艺术·真相·政治
Art, Truth & Politics
哈罗德·品特
By Harold Pinter
在1958年, 我写了下面的话:
In 1958 I wrote the following:
“在真实和非真实之间没有明确的界线,在真相和假象之间亦如此。一个事件不必非真即假;它可以是即真亦假。”
There are no hard distinctions between what is real and what is unreal, nor between what is true and what is false. A thing is not necessarily either true or false; it can be both true and false.
我(今天)仍然相信这些语气坚定的话是有意义的,仍然可以被用于以艺术探求真实性,所以作为一个作家我认同这些观点。但是作为一个公民,我却不能够。作为一个公民, 我必须询问: 何为真? 何为假?
I believe that these assertions still make sense and do still apply to the exploration of reality through art. So as a writer I stand by them but as a citizen I cannot. As a citizen I must ask: What is true? What is false?
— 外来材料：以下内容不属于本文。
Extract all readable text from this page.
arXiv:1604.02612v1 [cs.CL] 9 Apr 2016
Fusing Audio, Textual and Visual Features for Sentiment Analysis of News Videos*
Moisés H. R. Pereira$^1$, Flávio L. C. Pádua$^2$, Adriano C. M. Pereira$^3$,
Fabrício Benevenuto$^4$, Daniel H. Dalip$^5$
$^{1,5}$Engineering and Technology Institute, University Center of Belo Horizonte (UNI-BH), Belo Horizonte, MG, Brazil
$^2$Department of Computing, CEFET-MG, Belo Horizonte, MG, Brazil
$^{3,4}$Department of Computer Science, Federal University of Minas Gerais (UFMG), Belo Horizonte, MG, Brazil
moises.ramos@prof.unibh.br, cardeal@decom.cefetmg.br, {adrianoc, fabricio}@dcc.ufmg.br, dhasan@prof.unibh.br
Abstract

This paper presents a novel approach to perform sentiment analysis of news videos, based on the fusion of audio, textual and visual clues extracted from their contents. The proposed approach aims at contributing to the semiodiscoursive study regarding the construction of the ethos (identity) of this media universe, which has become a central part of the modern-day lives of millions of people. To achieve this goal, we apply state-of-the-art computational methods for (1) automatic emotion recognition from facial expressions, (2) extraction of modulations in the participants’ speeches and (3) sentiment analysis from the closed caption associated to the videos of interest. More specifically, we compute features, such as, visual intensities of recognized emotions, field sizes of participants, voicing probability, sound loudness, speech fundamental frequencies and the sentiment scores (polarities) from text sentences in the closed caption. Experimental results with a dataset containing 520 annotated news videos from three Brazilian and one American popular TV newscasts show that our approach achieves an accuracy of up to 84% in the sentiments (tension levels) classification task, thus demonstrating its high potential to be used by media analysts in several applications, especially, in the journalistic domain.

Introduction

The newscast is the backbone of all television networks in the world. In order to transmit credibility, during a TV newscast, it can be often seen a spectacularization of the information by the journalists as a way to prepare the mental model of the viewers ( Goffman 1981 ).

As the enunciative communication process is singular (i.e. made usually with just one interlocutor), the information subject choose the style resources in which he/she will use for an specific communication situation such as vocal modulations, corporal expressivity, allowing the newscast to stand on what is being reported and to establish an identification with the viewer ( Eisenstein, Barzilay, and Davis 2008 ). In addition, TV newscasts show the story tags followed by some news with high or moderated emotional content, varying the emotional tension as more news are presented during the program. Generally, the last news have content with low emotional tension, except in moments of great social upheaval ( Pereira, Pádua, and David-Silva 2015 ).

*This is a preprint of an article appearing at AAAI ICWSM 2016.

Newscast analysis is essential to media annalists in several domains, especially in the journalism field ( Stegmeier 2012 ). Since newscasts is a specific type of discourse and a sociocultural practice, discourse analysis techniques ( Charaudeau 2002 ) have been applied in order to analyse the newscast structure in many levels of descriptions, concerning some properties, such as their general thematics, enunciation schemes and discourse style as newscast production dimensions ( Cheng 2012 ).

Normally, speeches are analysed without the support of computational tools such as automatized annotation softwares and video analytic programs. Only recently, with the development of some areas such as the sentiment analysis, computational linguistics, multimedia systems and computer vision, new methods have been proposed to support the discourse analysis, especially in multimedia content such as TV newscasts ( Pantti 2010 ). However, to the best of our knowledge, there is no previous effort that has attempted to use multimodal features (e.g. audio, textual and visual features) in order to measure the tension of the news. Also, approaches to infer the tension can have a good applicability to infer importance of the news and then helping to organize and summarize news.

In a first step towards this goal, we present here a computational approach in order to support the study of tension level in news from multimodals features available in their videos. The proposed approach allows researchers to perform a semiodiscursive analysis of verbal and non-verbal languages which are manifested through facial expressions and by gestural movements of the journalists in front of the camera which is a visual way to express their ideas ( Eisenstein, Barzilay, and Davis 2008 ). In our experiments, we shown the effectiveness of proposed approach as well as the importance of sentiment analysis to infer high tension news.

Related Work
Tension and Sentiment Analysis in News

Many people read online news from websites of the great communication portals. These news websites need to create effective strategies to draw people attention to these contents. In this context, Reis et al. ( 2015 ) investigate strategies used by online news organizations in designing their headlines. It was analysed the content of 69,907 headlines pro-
在戏剧中,真相非常难以捕捉。你绝不可能准确地找到它,却又不自主的去寻找。很清楚,寻求是驱使事物发生的动力。寻求是你的任务。经常发生的是你在黑暗中被真理绊住了,撞在上面或者将瞥见那同真理相对应着的形象或者形状,但当时你却没有意识到你已经找到真理了。其实真正的理是绝不可能在戏剧艺术中作为一种真理被发现的。有很多这样的理。这些真理互相挑衅,彼此排斥,相互指摘,无视对方,并且互相取笑,以盲目的方式对待彼此。有的时候你觉得在某个时刻真理在手了,可它又从手指缝之间滑落下去,丢失了。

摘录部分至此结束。